Для депрессии характерно быть уверенным в собственной нормальности и внутренней логике, хотя налицо несомненная ненормальность. Об этом говорится в каждой истории, помещенной в книге, с этим я все время сталкиваюсь. Однако форма нормальности каждого человека уникальна: видимо, нормальность гораздо более присуща человеку, чем необычность. Мой знакомый издатель, Билл Штайн, происходит из семьи, в которой часто встречаются и депрессия, и травма. Его отец, родившийся евреем в Германии, уехал из Баварии по бизнес-визе в начале 1938 года. Его дедушку и бабушку в ночь хрустальных ножей, в ноябре 1938 года, выгнали из дома; их самих не арестовали, но они стали свидетелями того, как множество их друзей и соседей отправили в Дахау. Быть евреем в нацистской Германии – страшная травма, и бабушка Билли впала в шестинедельное отчаяние, которое завершилось самоубийством на Рождество. На следующей неделе были готовы выездные визы, но дедушке Билла пришлось эмигрировать одному.
Родители Билла поженились в 1939 году в Стокгольме, потом перебрались в Бразилию и в конце концов осели в США. Отец до сих пор не желает говорить о том времени; «немецкого периода, – цитирует его Билл, – просто не было». Супруги жили на привлекательной улице в процветающем пригороде и словно бы в колпаке нереальности. Возможно, именно вследствие отвергания прошлого отец Билла в 57 лет пережил тяжелый срыв и в течение следующих 30 лет, до самой своей смерти, испытывал регулярные рецидивы. Точно такую же депрессию унаследовал от него сын. Первый его срыв случился, когда ему исполнилось пять, и в дальнейшем он регулярно распадался на части, а самая тяжелая депрессия постигла его, когда он учился в шестом классе, и продолжалась до окончания десятого.

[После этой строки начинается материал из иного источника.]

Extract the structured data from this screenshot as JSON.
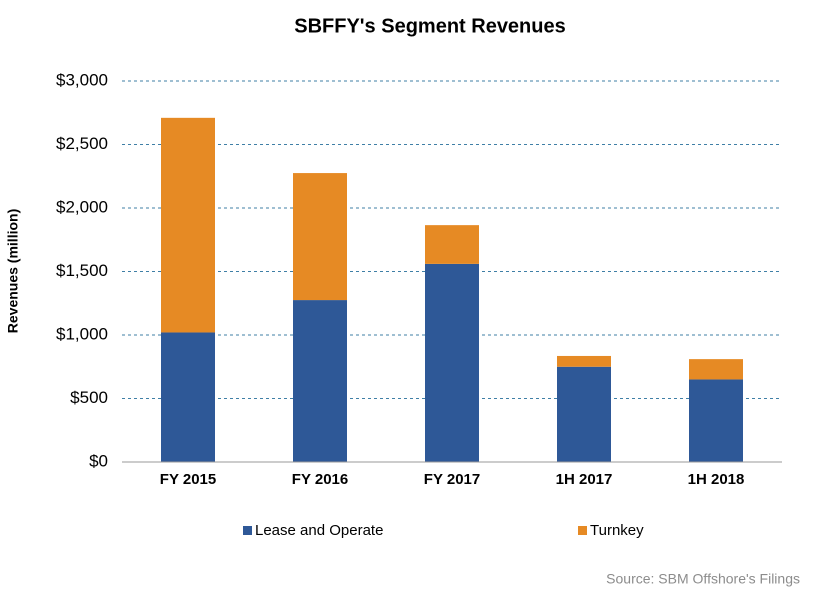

Мать Билла происходила из гораздо более богатой и привилегированной германской еврейской семьи, которая уехала в Стокгольм в 1919 году. Женщина сильного характера, она как-то раз закатила пощечину нацистскому офицеру за грубость. «Я гражданка Швеции, – заявила она, – и со мной так нельзя разговаривать».
К девяти годам депрессии Билла стали более продолжительными. Года два подряд он боялся уснуть и испытывал ужас, когда его родители ложились спать. Затем на несколько лет черные мысли оставили его в покое. Когда он поступил в колледж, случилось несколько незначительных приступов, а в 1974 году во втором семестре они стали неконтролируемыми. «Мой товарищ по комнате оказался садистом, учеба давалась нелегко, – вспоминает Билл. – Я просто не выдержал такого напряжения. Я пошел в медпункт, и мне дали валиум».
Депрессия не отпускала Билла все лето. «Часто в моменты глубокой депрессии я терял контроль над кишечником. Особенно тяжело в этом смысле было тем летом. Я с ужасом думал о следующем учебном годе. Я и помыслить не мог об экзаменах и всем прочем. Когда я вернулся к учебе и закончил год с высшими баллами, я, честно говоря, думал, что это какая-то ошибка. Когда выяснилось, что никакой ошибки нет, я возликовал, и это вытащило меня из депрессии». Есть факторы, запускающие депрессию, а есть останавливающие ее, и это видно на примере Штайна. «Уже на следующий день я пришел в норму и, пока учился, ни разу по-настоящему глубоко не проваливался. Однако все мои устремления сошли на нет. Если бы мне тогда сказали, чем я буду заниматься, с какими людьми работать, я был бы потрясен. Я стал совсем неамбициозен». Несмотря на такое признание, Штайн трудился, как раб. Он по-прежнему получал высокие оценки. «Сам не знаю, почему я так старался, – рассказывает он. – Я не собирался поступать на юридический или что-то в этом роде. Мне просто казалось, что приличные оценки как-то обезопасят меня, убедят меня, что я могу работать». Закончив колледж, Штайн начал работать учителем старших классов в государственной школе штата Нью-Йорк. Эта работа обернулась катастрофой: он не мог добиться послушания учеников и продержался в школе всего год. «Я чувствовал слабость. Началась новая депрессия. И когда отец моего друга сказал, что нашел для меня работу, я ухватился за его предложение, чтобы хоть что-то делать».